I’d be remiss to let this school year end without rhapsodizing about the work we have done this year at Culver Park High School. Culver Park High School, for readers not in the know, is one of three schools CCUSD has as an answer to alternative education, right here in “River (Ballona Creek) City.” To quote Ruth Morris in Culver Currents in Print (October 2014), my job was to “channel student gifts (because it) fills buckets more than attempting to cure their shortcomings.” In the March 2015 issue, Morris wrote, “We provide a warm, caring haven for our students, proactively seeking opportunities for our students to shine.” Finally, in the May 2015 issue (re-prints of all these issues can be found on the CCUSD web site, by the way), Ruth Morris cited “Four C’s” that were built in to the two C’s in Culver City: Confidence, Community, Capability and Culture.

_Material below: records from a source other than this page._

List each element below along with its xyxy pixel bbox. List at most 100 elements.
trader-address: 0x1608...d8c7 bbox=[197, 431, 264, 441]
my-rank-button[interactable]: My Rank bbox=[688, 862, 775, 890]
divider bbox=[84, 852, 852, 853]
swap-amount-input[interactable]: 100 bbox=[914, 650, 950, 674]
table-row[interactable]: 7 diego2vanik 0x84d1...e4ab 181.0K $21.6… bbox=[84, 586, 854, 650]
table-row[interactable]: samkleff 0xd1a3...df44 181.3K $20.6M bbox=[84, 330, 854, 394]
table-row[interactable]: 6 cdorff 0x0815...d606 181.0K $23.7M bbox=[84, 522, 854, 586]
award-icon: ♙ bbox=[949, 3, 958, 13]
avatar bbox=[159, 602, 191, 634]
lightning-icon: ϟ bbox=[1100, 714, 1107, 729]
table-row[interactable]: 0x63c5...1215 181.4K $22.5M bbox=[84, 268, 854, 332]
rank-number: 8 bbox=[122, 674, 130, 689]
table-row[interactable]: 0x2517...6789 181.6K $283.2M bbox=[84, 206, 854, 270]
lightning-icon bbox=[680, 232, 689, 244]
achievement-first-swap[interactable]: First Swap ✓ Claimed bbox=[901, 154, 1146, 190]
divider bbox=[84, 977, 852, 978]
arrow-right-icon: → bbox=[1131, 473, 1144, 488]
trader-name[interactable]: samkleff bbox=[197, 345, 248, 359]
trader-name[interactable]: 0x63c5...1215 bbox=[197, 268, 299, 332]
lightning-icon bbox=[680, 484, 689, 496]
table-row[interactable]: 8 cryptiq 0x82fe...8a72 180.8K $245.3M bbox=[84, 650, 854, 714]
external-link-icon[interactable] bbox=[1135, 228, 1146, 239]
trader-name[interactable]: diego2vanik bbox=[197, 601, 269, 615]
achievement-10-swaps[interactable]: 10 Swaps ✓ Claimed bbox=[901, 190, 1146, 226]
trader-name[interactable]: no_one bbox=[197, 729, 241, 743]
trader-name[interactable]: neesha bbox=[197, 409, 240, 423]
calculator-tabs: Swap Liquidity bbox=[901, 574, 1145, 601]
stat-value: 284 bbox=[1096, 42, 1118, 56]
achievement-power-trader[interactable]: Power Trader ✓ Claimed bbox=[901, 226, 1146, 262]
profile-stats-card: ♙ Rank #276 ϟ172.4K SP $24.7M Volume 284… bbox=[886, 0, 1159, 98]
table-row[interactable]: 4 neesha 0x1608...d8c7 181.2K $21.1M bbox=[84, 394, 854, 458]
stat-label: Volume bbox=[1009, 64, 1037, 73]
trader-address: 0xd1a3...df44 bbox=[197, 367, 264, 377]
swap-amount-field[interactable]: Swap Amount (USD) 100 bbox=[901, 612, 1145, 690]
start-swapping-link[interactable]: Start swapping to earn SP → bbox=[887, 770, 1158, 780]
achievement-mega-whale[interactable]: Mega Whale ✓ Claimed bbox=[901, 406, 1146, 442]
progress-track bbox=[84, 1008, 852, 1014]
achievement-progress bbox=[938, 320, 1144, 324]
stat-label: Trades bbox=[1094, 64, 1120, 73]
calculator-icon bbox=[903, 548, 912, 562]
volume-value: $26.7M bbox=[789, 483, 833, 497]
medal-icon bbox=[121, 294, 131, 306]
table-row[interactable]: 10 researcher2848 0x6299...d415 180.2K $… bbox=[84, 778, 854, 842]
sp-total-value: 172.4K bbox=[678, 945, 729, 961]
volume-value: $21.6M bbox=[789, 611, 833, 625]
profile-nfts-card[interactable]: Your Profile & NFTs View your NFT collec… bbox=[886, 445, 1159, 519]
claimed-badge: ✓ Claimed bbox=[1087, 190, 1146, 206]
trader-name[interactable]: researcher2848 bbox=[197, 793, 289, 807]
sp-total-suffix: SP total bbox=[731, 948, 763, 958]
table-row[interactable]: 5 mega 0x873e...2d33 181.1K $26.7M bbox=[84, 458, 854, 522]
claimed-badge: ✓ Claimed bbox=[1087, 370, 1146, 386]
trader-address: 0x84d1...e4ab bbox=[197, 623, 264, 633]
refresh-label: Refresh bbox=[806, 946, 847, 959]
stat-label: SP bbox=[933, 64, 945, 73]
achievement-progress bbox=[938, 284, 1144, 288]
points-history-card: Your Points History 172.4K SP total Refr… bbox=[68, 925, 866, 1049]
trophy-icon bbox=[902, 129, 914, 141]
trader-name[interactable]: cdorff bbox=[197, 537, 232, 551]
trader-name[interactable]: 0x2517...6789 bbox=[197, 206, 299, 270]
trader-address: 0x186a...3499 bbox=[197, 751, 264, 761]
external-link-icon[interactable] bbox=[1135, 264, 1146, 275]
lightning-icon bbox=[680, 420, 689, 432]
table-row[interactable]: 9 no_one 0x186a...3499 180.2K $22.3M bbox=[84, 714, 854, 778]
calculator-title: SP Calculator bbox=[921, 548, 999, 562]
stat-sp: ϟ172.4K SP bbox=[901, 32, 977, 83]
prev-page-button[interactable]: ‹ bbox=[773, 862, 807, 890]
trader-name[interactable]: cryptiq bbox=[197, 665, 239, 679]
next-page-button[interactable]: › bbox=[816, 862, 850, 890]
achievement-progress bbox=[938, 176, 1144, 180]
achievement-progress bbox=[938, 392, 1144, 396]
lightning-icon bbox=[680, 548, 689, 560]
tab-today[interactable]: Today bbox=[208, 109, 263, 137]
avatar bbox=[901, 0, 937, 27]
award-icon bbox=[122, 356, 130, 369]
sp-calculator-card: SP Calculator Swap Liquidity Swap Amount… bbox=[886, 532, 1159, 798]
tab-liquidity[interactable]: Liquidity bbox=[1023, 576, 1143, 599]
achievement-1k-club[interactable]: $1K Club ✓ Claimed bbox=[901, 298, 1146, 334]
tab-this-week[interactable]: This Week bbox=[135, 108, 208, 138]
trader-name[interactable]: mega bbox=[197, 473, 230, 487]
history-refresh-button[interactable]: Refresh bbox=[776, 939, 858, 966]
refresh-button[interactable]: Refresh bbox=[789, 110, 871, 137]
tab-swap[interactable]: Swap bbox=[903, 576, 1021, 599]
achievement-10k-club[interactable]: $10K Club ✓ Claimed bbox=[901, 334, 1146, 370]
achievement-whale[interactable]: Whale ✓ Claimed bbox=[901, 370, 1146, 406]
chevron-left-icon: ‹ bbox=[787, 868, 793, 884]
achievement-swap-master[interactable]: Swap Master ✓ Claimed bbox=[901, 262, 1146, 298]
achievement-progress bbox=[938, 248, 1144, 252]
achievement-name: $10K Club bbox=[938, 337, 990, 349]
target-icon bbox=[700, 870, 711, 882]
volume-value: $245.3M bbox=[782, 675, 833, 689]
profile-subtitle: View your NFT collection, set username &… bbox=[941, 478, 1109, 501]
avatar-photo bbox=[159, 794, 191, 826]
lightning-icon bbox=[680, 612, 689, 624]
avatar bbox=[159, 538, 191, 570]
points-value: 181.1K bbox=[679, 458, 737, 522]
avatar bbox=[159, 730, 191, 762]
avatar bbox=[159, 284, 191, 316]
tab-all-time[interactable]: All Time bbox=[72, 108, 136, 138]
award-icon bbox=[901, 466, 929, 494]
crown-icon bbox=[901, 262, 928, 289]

So, in the end, graduation is a time, above all, for thankfulness. And gratitude is demonstrated through ceremony; whether praising the lord, or praising our family and friends, or praising ourselves. Appreciation can be expressed orally, symbolically, or through actions, and graduation is all of that, wrapped up in, as our high school administrators are telling the students, a “formal” way. I have always been the type to love closure; I like year-end celebrations, because you get to look forward to a fresh start. I generally like to make sure I’ve said my goodbyes (I know some people who hate goodbyes!), because I always feel like you never know if it’ll, heaven forbid, be the “last time” you’ll see a person.

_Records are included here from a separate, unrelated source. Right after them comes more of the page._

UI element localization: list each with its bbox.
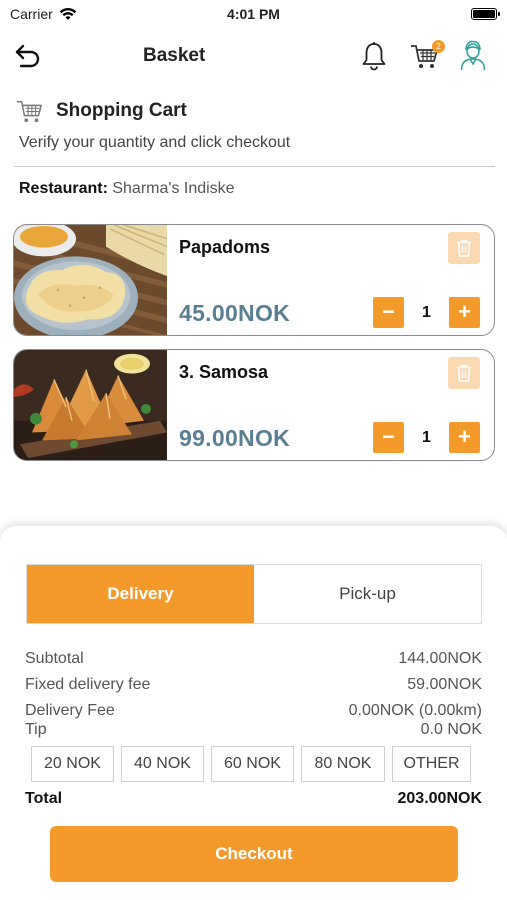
checkout-button[interactable]: Checkout	[50, 826, 458, 882]
subtotal-label: Subtotal	[25, 650, 84, 667]
quantity-value: 1	[422, 428, 431, 446]
tip-option-80[interactable]: 80 NOK	[301, 746, 385, 782]
decrease-quantity-button[interactable]: −	[373, 297, 404, 328]
subtotal-row: Subtotal 144.00NOK	[25, 650, 482, 668]
quantity-value: 1	[422, 303, 431, 321]
tip-label: Tip	[25, 721, 47, 738]
status-bar: Carrier 4:01 PM	[0, 0, 507, 30]
restaurant-info: Restaurant: Sharma's Indiske	[19, 180, 235, 198]
increase-quantity-button[interactable]: +	[449, 297, 480, 328]
total-label: Total	[25, 790, 63, 807]
shopping-cart-title: Shopping Cart	[56, 100, 187, 121]
quantity-stepper: − 1 +	[373, 297, 480, 328]
cart-count-badge: 2	[432, 40, 445, 53]
delivery-fee-row: Delivery Fee 0.00NOK (0.00km)	[25, 702, 482, 720]
shopping-cart-subtitle: Verify your quantity and click checkout	[19, 134, 291, 151]
battery-icon	[471, 8, 500, 20]
item-name: 3. Samosa	[179, 362, 269, 382]
tip-options: 20 NOK 40 NOK 60 NOK 80 NOK OTHER	[31, 746, 471, 782]
item-price: 99.00NOK	[179, 425, 291, 451]
item-price: 45.00NOK	[179, 300, 291, 326]
tip-option-20[interactable]: 20 NOK	[31, 746, 114, 782]
total-value: 203.00NOK	[397, 790, 483, 807]
back-arrow-icon	[15, 44, 40, 68]
trash-icon	[457, 364, 471, 382]
delete-item-button[interactable]	[448, 357, 480, 389]
order-type-toggle: Delivery Pick-up	[26, 564, 482, 624]
cart-item: Papadoms 45.00NOK − 1 +	[13, 224, 495, 336]
checkout-panel: Delivery Pick-up Subtotal 144.00NOK Fixe…	[0, 526, 507, 900]
samosa-photo	[14, 350, 167, 460]
tip-option-60[interactable]: 60 NOK	[211, 746, 294, 782]
user-avatar-icon	[460, 40, 486, 71]
status-time: 4:01 PM	[227, 6, 280, 22]
shopping-cart-header: Shopping Cart Verify your quantity and c…	[16, 98, 496, 152]
tip-option-40[interactable]: 40 NOK	[121, 746, 204, 782]
item-name: Papadoms	[179, 237, 271, 257]
fixed-delivery-fee-label: Fixed delivery fee	[25, 676, 151, 693]
quantity-stepper: − 1 +	[373, 422, 480, 453]
nav-bar: Basket 2	[0, 36, 507, 76]
tip-row: Tip 0.0 NOK	[25, 721, 482, 739]
tab-delivery[interactable]: Delivery	[27, 565, 254, 623]
delete-item-button[interactable]	[448, 232, 480, 264]
papadoms-photo	[14, 225, 167, 335]
shopping-cart-icon	[16, 100, 42, 123]
increase-quantity-button[interactable]: +	[449, 422, 480, 453]
restaurant-name: Sharma's Indiske	[112, 180, 235, 197]
cart-item: 3. Samosa 99.00NOK − 1 +	[13, 349, 495, 461]
tip-option-other[interactable]: OTHER	[392, 746, 471, 782]
decrease-quantity-button[interactable]: −	[373, 422, 404, 453]
page-title: Basket	[143, 45, 206, 66]
total-row: Total 203.00NOK	[25, 790, 482, 808]
back-button[interactable]	[14, 42, 42, 70]
fixed-delivery-fee-value: 59.00NOK	[407, 676, 482, 693]
subtotal-value: 144.00NOK	[398, 650, 482, 667]
header-divider	[14, 166, 495, 167]
profile-button[interactable]	[459, 39, 487, 71]
cart-button[interactable]: 2	[410, 40, 445, 71]
trash-icon	[457, 239, 471, 257]
tip-value: 0.0 NOK	[420, 721, 482, 738]
notifications-button[interactable]	[360, 41, 388, 71]
delivery-fee-label: Delivery Fee	[25, 702, 115, 719]
fixed-delivery-fee-row: Fixed delivery fee 59.00NOK	[25, 676, 482, 694]
tab-pickup[interactable]: Pick-up	[254, 565, 481, 623]
bell-icon	[362, 42, 386, 71]
delivery-fee-value: 0.00NOK (0.00km)	[348, 702, 482, 719]
restaurant-label: Restaurant:	[19, 180, 108, 197]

Finally, and back to the commencement part, graduation is absolutely about new beginnings. One of the biggest mistakes made by graduates, from high school, to college, and beyond, is neglecting to figure out what happens next. As I have been trying to impress upon both my sons and as we have been trying to instill in our students here, you don’t just go for the diploma, you go for what we call “Diploma Plus.” Your experience is always that much better, for anything in life, I think, when you know what’s happening on THE NEXT DAY. People get “Monday-itis” and hate reporting to work or school on a Monday, yet, Sundays are actually deliciously better – more joyful, more productive, more relaxing, when you actually know where you are going on Monday. The paycheck, or credit, to be earned, or even just knowing you have a place to hang your hat, is what differentiates the weekend from the weekday.

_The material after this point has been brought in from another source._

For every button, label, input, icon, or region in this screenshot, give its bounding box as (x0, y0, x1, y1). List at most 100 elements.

In both my Jewish and Japanese cultures, we are very much about marking finishes and starts of years (Rosh Hashana and O-Shougatsu) and starts and ends of weeks (Shabbat and Havdalah) and seasonal observations (moon viewing, harvest and other festivals). In the end, ultimately, to conclude…today IS my son’s (and my 12th graders’) graduation day and, I am and will be proud, emotional, a bit tired, relieved, spent, and excited for tomorrow, and of the tomorrows that make up a future of achievement, success, hope, and, above all, health. Congratulations, Class of 2015!!!
Correction: the word is “dignified” not “formal.”